Es para que tú aprendas que Dios ve, en el silencio y sin ruido, el corazón del
hombre y que contempla los caminos de todos los vivos. En efecto, la Escritura
dice: «Los ojos del Señor observan los caminos de los hombres y velan todas sus
sendas» (Pr 5,21)... Sin embargo, cuando Cristo dijo: «Tus pecados están
perdonados» dejaba el campo libre para la incredulidad; el perdón de los
pecados no se ve con nuestros ojos de carne. Entonces, cuando el paralítico se
levanto, puso en evidencia que Cristo posee el poder de Dios. (San Cirilo
de Alejandría)
En los
evangelios de los días entre semana, se esconden perlas que es difícil dejar
pasar sin comentarlas. En este caso traigo el comentario que San Cirilo de
Alejandría hace al Evangelio del pasado jueves 5.
¿Cuántas veces Dios perdona nuestros pecados? Tantas como vivamos el sacramento del perdón. Pero este perdón de los pecados es, tal como dice San Cirilo, un campo libre a la incredulidad. ¿Cuántas veces hemos oído que confesarse delante de un hombre es una humillación y una tontería?
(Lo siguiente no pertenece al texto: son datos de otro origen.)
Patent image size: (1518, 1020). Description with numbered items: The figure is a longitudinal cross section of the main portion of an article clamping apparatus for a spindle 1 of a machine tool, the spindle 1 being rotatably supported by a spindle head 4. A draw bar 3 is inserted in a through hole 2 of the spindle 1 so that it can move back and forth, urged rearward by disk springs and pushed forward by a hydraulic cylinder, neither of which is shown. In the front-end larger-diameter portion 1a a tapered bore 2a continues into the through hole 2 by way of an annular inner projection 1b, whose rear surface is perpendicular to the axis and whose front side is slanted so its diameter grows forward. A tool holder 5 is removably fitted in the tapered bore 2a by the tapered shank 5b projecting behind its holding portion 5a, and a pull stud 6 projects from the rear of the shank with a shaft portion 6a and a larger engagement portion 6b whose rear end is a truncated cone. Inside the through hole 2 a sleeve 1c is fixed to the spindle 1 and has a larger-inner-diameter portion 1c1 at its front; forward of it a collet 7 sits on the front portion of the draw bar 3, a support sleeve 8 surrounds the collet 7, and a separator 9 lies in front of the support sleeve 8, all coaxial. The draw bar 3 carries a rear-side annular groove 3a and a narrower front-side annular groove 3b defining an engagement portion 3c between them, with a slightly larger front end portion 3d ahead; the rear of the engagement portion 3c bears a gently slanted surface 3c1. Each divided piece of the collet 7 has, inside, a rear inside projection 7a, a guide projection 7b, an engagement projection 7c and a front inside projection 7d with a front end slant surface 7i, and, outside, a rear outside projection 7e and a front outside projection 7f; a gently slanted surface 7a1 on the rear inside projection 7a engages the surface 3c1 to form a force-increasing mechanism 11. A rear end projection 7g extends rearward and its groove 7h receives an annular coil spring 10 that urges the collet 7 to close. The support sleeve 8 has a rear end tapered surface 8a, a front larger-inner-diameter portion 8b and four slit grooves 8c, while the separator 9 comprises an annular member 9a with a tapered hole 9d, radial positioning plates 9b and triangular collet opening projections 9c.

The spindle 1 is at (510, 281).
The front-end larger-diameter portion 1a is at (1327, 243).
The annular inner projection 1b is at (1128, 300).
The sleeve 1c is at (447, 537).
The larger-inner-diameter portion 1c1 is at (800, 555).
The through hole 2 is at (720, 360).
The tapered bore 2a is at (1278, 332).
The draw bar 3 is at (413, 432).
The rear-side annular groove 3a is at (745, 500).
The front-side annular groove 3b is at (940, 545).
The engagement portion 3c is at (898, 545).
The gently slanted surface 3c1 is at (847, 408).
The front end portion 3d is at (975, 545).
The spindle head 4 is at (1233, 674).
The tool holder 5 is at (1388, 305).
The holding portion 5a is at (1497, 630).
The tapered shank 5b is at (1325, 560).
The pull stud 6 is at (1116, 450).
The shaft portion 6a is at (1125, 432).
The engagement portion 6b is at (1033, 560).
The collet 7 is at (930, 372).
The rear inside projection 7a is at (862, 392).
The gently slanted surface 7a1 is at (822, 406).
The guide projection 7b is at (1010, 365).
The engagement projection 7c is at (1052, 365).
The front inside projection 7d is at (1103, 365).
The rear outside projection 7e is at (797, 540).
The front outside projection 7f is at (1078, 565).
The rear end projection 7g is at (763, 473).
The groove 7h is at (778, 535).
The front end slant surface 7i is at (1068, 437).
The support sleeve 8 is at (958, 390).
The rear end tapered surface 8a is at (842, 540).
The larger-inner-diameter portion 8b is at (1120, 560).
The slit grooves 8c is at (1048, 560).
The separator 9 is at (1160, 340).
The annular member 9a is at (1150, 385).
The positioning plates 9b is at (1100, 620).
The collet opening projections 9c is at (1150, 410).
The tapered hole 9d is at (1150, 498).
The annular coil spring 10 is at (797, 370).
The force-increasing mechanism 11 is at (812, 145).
Muchas.
Si miramos
de nuevo al evangelio, veremos que hubo algo en el paralítico que hizo que
Cristo realizara un milagro extraordinario delante de los incrédulos. El
paralítico tenía una inmensa confianza en Cristo y eso hizo que abriera su
corazón al Señor. «Los ojos del Señor observan los caminos de los hombres y
velan todas sus sendas» (Pr 5,21) ¿Tenemos nosotros esa Fe?
Sin duda el
paralítico tenía alguna ventaja sobre nosotros. El tuvo al Señor delante de él
y oyó sus palabras. Nosotros no, pero eso no nos impide abrir nuestro corazón
de igual manera que lo hizo el paralítico. En nuestro caso el milagro no es
conseguir que nuestras piernas nos soporten, sino conseguir transformarnos
internamente. La pregunta clave es si vamos a confesarnos con esperanza y
certeza de que el Señor nos transformará, nos levantará de nuestras
infidelidades y errores, para que andemos de Su mano en la vida. Ese milagro también
desorientaría y comprometería a los incrédulos, pero ¿permitimos que el Señor
nos transforme? ¿Permitimos que el Señor nos transforme en signos de su poder y
misericordia?
No es fácil
aceptar que el Señor nos transforme, ya que eso conlleva tantas responsabilidades
que nos asusta sólo pensarlo. Nos convertiríamos en un signo del Señor y eso es
incómodo para nuestra vida actual. ¿Queremos nosotros ser curados de nuestra
enfermedad? Quizás sería interesante reflexionar sobre la razón por la que nos
confesamos y así empezar a abrir el corazón a Cristo.
Es una
realidad que cada vez nos sentimos menos culpables y por lo tanto, menos
necesitados de perdón del Señor. Si no sentimos nuestra suciedad, no tendremos
la necesidad de lavarnos y Dios será cada vez menos necesario en nuestra vida.
Cada vez nos sentimos más capaces de valernos por nosotros mismos. Pero de lo
que no somos conscientes es que esto nos lleva a desentendernos de nuestra
limpieza corazón y esto produce que cada vez veamos menos a Dios en todos y
todo lo que nos rodea. Dichosos los limpios de corazón, porque ellos verán a
Dios. ¿No vemos a Dios? Esto implica que tenemos que limpiar nuestro corazón.
El enemigo
sabe actuar para separarnos de Dios. ¿Qué mejor forma de alejarnos que hacernos
pensar que no tenemos culpa alguna en nuestra conciencia? Ni siquiera aspiramos
a ser curados, porque no sentimos que necesitemos del perdón.
San Agustín
nos dice lo siguiente: Si dijéramos que no tenemos pecado, nosotros mismos
nos engañamos y no hay verdad en nosotros. Al presente ya está bien vivir sin
pecado y el que piense que vive sin
pecado no aleja de sí el pecado, sino el perdón. (La Ciudad de Dios
14,9,4)
Quien piense
que no peca, lo que hace es alejar de si el perdón, ya que si pensamos que
vivimos si pecado, nos estamos engañando. Necesitamos de que Gracia que nos
transforma y esta Gracia está presente en el sacramento del perdón.